When you have a family, your financial situation changes and your income taxes do too. Here is everything you need to know before preparing your first tax return as a parent.

Yes, maternity leave income is taxable

Congratulations to the new parents! Amidst the bustle of breastfeeding, diaper changes and baby's daily care remember that you are still required to report your EI benefits as income. In most cases, Ottawa does not withhold enough from your payments for your taxes so you may be facing a bill at the end of the year. Several parents are surprised to owe money after maternity leave, so you’d better anticipate than end up with surprises.

We spoke with Johan Girard, higher tax specialist at H&R Block, and she suggests putting this money aside, if you can afford to, of course. You may end up with a little extra after your return, but at least you will be sure to have enough to pay your taxes at the end of the year.

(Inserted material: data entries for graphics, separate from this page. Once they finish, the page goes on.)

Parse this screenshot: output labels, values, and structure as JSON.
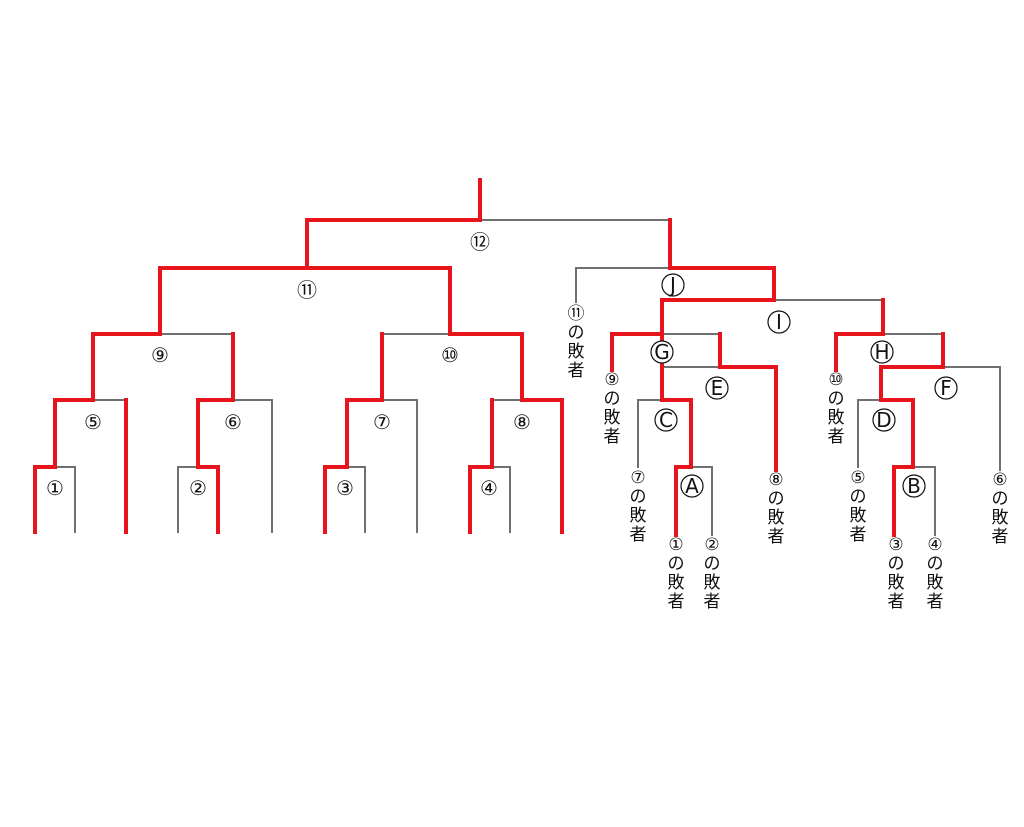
{
  "matches": {
    "m1": "①",
    "m2": "②",
    "m3": "③",
    "m4": "④",
    "m5": "⑤",
    "m6": "⑥",
    "m7": "⑦",
    "m8": "⑧",
    "m9": "⑨",
    "m10": "⑩",
    "m11": "⑪",
    "m12": "⑫",
    "A": "A",
    "B": "B",
    "C": "C",
    "D": "D",
    "E": "E",
    "F": "F",
    "G": "G",
    "H": "H",
    "I": "I",
    "J": "J"
  },
  "loser_labels": {
    "l11": [
      "⑪",
      "の",
      "敗",
      "者"
    ],
    "l9": [
      "⑨",
      "の",
      "敗",
      "者"
    ],
    "l10": [
      "⑩",
      "の",
      "敗",
      "者"
    ],
    "l7": [
      "⑦",
      "の",
      "敗",
      "者"
    ],
    "l1": [
      "①",
      "の",
      "敗",
      "者"
    ],
    "l2": [
      "②",
      "の",
      "敗",
      "者"
    ],
    "l8": [
      "⑧",
      "の",
      "敗",
      "者"
    ],
    "l5": [
      "⑤",
      "の",
      "敗",
      "者"
    ],
    "l3": [
      "③",
      "の",
      "敗",
      "者"
    ],
    "l4": [
      "④",
      "の",
      "敗",
      "者"
    ],
    "l6": [
      "⑥",
      "の",
      "敗",
      "者"
    ]
  },
  "colors": {
    "winner_path": "#e8141c",
    "bracket_line": "#707070"
  }
}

Amount for dependent children

The spouse with the lowest income must claim childcare expenses to the Federal government. Moreover, one of the parents can claim the tax credit for children under 18 for the year 2014. Provincially, the portion of subsidized childcare costs cannot be claimed. However, if your children attend private unsubsidized daycare, or if they participated in summer camps, you may be entitled to a refundable tax credit based on your income.

Pool your receipts

Spouses and common-law partners can pool their receipts for charitable donations and medical expenses to maximize their tax savings.

According to Ms. Girard, for every $200 donation, you will receive a tax credit of 15%, and for every dollar above the initial $200 donation, you will receive a credit of 29%. In addition, you can wait up to five years and claim everything at the same time. Consider grouping the receipts of the whole family. You will enjoy a better credit. The same goes for medical expenses. "At the federal level, for example, it is advantageous to take all the receipts and use them in the income statement of the person with the lowest income since the costs will be reduced by 3% of your individual income. It doesn’t matter at the provincial level since they are reduced by 3% of your family income.”

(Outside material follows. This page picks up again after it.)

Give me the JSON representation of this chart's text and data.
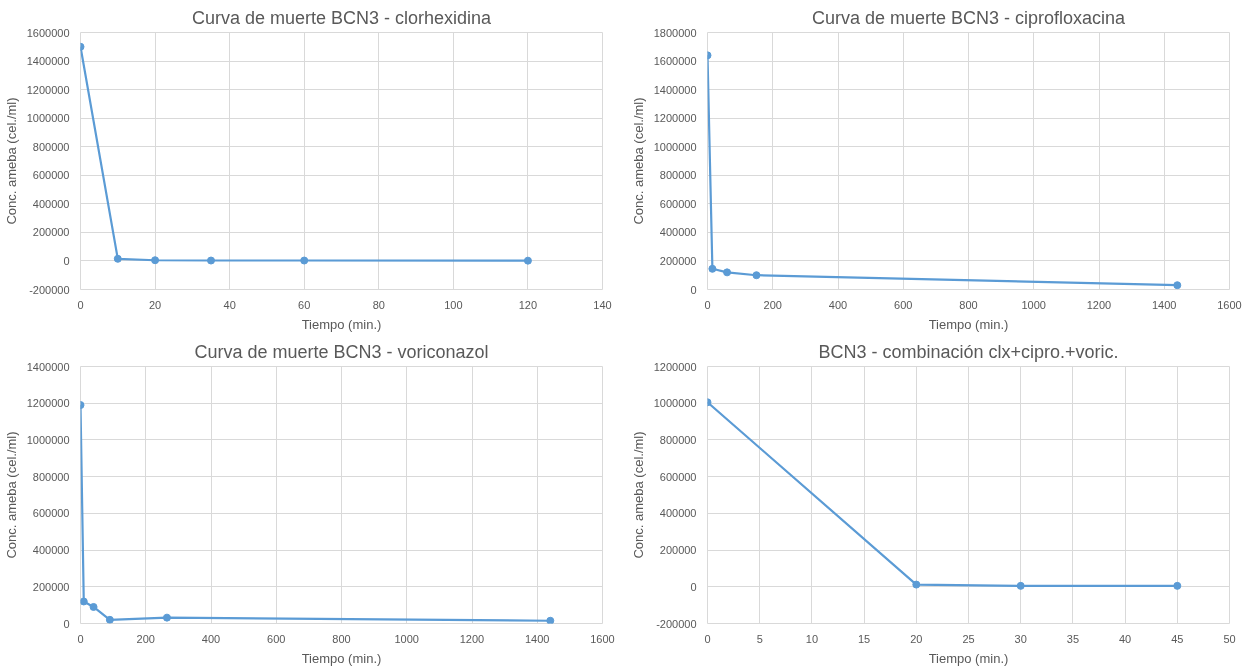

You can also pool receipts for the credit for public transportation since parents can claim transit passes for children under 19.

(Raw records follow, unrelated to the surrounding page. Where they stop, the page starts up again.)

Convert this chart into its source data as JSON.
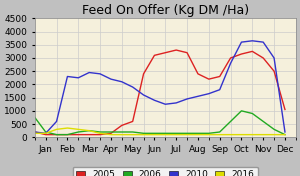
{
  "title": "Feed On Offer (Kg DM /Ha)",
  "ylim": [
    0,
    4500
  ],
  "yticks": [
    0,
    500,
    1000,
    1500,
    2000,
    2500,
    3000,
    3500,
    4000,
    4500
  ],
  "months": [
    "Jan",
    "Feb",
    "Mar",
    "Apr",
    "May",
    "Jun",
    "Jul",
    "Aug",
    "Sep",
    "Oct",
    "Nov",
    "Dec"
  ],
  "background_color": "#f5f0dc",
  "grid_color": "#cccccc",
  "series": {
    "2005": {
      "color": "#dd2222",
      "values": [
        200,
        100,
        100,
        100,
        100,
        100,
        100,
        150,
        450,
        600,
        2400,
        3100,
        3200,
        3300,
        3200,
        2400,
        2200,
        2300,
        3000,
        3150,
        3250,
        3000,
        2500,
        1050
      ]
    },
    "2006": {
      "color": "#22aa22",
      "values": [
        750,
        200,
        100,
        100,
        200,
        250,
        200,
        200,
        200,
        200,
        150,
        150,
        150,
        150,
        150,
        150,
        150,
        200,
        600,
        1000,
        900,
        600,
        300,
        100
      ]
    },
    "2010": {
      "color": "#3333cc",
      "values": [
        200,
        150,
        600,
        2300,
        2250,
        2450,
        2400,
        2200,
        2100,
        1900,
        1600,
        1400,
        1250,
        1300,
        1450,
        1550,
        1650,
        1800,
        2800,
        3600,
        3650,
        3600,
        3000,
        200
      ]
    },
    "2016": {
      "color": "#dddd00",
      "values": [
        150,
        150,
        300,
        350,
        300,
        250,
        150,
        100,
        100,
        100,
        100,
        100,
        100,
        100,
        100,
        100,
        100,
        100,
        100,
        100,
        100,
        100,
        100,
        100
      ]
    }
  },
  "legend_order": [
    "2005",
    "2006",
    "2010",
    "2016"
  ],
  "title_fontsize": 9,
  "tick_fontsize": 6.5,
  "legend_fontsize": 6.5
}
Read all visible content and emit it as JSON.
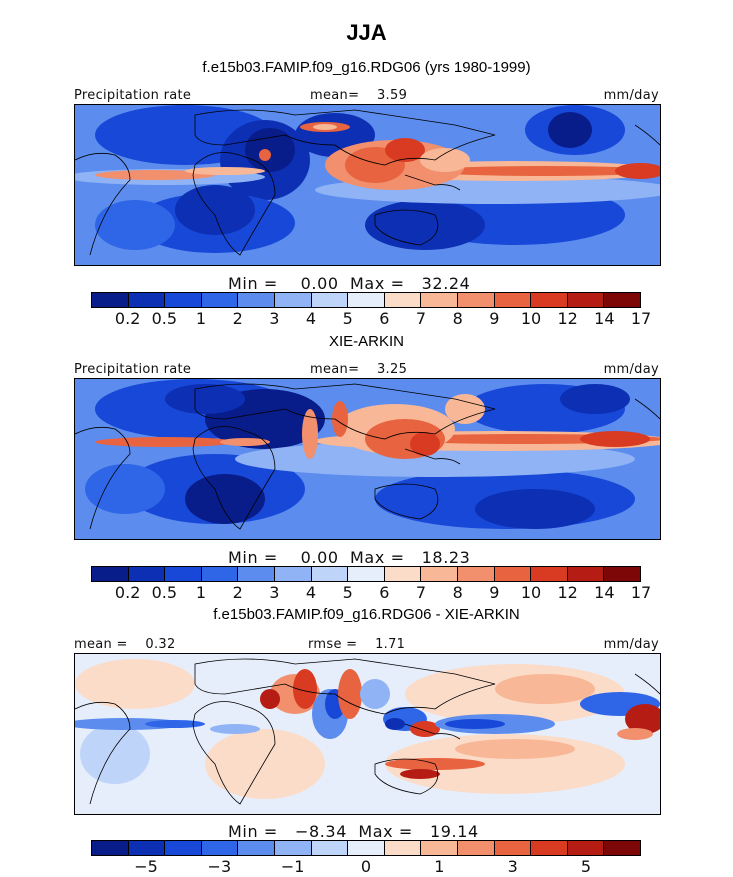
{
  "title": "JJA",
  "colors": {
    "precip_scale": [
      "#081d8a",
      "#0c2fb3",
      "#1848d8",
      "#2f66e8",
      "#5b8cee",
      "#8fb3f4",
      "#bed4f8",
      "#e6eefb",
      "#fbdcc9",
      "#f8b898",
      "#f28f6d",
      "#e8633f",
      "#d83a22",
      "#b51d14",
      "#7d0606"
    ],
    "diff_scale": [
      "#081d8a",
      "#0c2fb3",
      "#1848d8",
      "#2f66e8",
      "#5b8cee",
      "#8fb3f4",
      "#bed4f8",
      "#e6eefb",
      "#fbdcc9",
      "#f8b898",
      "#f28f6d",
      "#e8633f",
      "#d83a22",
      "#b51d14",
      "#7d0606"
    ]
  },
  "panels": [
    {
      "title": "f.e15b03.FAMIP.f09_g16.RDG06 (yrs 1980-1999)",
      "left_label": "Precipitation rate",
      "center_label": "mean=    3.59",
      "right_label": "mm/day",
      "stats": "Min =    0.00  Max =   32.24",
      "colorbar_labels": [
        "0.2",
        "0.5",
        "1",
        "2",
        "3",
        "4",
        "5",
        "6",
        "7",
        "8",
        "9",
        "10",
        "12",
        "14",
        "17"
      ]
    },
    {
      "title": "XIE-ARKIN",
      "left_label": "Precipitation rate",
      "center_label": "mean=    3.25",
      "right_label": "mm/day",
      "stats": "Min =    0.00  Max =   18.23",
      "colorbar_labels": [
        "0.2",
        "0.5",
        "1",
        "2",
        "3",
        "4",
        "5",
        "6",
        "7",
        "8",
        "9",
        "10",
        "12",
        "14",
        "17"
      ]
    },
    {
      "title": "f.e15b03.FAMIP.f09_g16.RDG06 - XIE-ARKIN",
      "left_label": "mean =    0.32",
      "center_label": "rmse =    1.71",
      "right_label": "mm/day",
      "stats": "Min =   −8.34  Max =   19.14",
      "colorbar_labels": [
        "−5",
        "−3",
        "−1",
        "0",
        "1",
        "3",
        "5"
      ]
    }
  ]
}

Prepare your tax return even if you have no income

The calculation for benefits such as the Canada Child Tax Benefit (CCTB) and the GST / HST is based on your last income tax return and are paid only if you are reporting. Both parents must file a return to get the CCTB. In Quebec, the benefits for child assistance and solidarity tax credit are also calculated based on your tax returns. You don’t need to earn any income to be eligible for these benefits, but failing to file your income tax return results in unpaid benefits. Ms. Girard adds that governments occasionally revise tax benefits for families and create tax cuts or give benefits that you will only know about by filing an income tax return. Therefore, it is best to produce this annual statement to receive all the reimbursements that are available to you!

Single-parent families

According to Ms. Girard, "single-parent families are entitled to amounts for eligible dependents if they have been at any time of the year with a child under 18." Basically, the calculation for a child is similar to that of a spouse who would not have a salary. If your child works, the amount he earns is reduced. The federal basic amount for a child is $11,138 and can reach $13,196 if the dependent is entitled to the amount for family caregivers. After all the calculations, you could get about $1,395 tax cut if you are entitled to a credit for an eligible dependent.

In addition, parents are entitled to an amount of $2,255 for children under the age of eighteen years at the end of the year. This amount will be equivalent to $282.44 tax savings. It will be abolished in 2015, but you can claim it for 2014.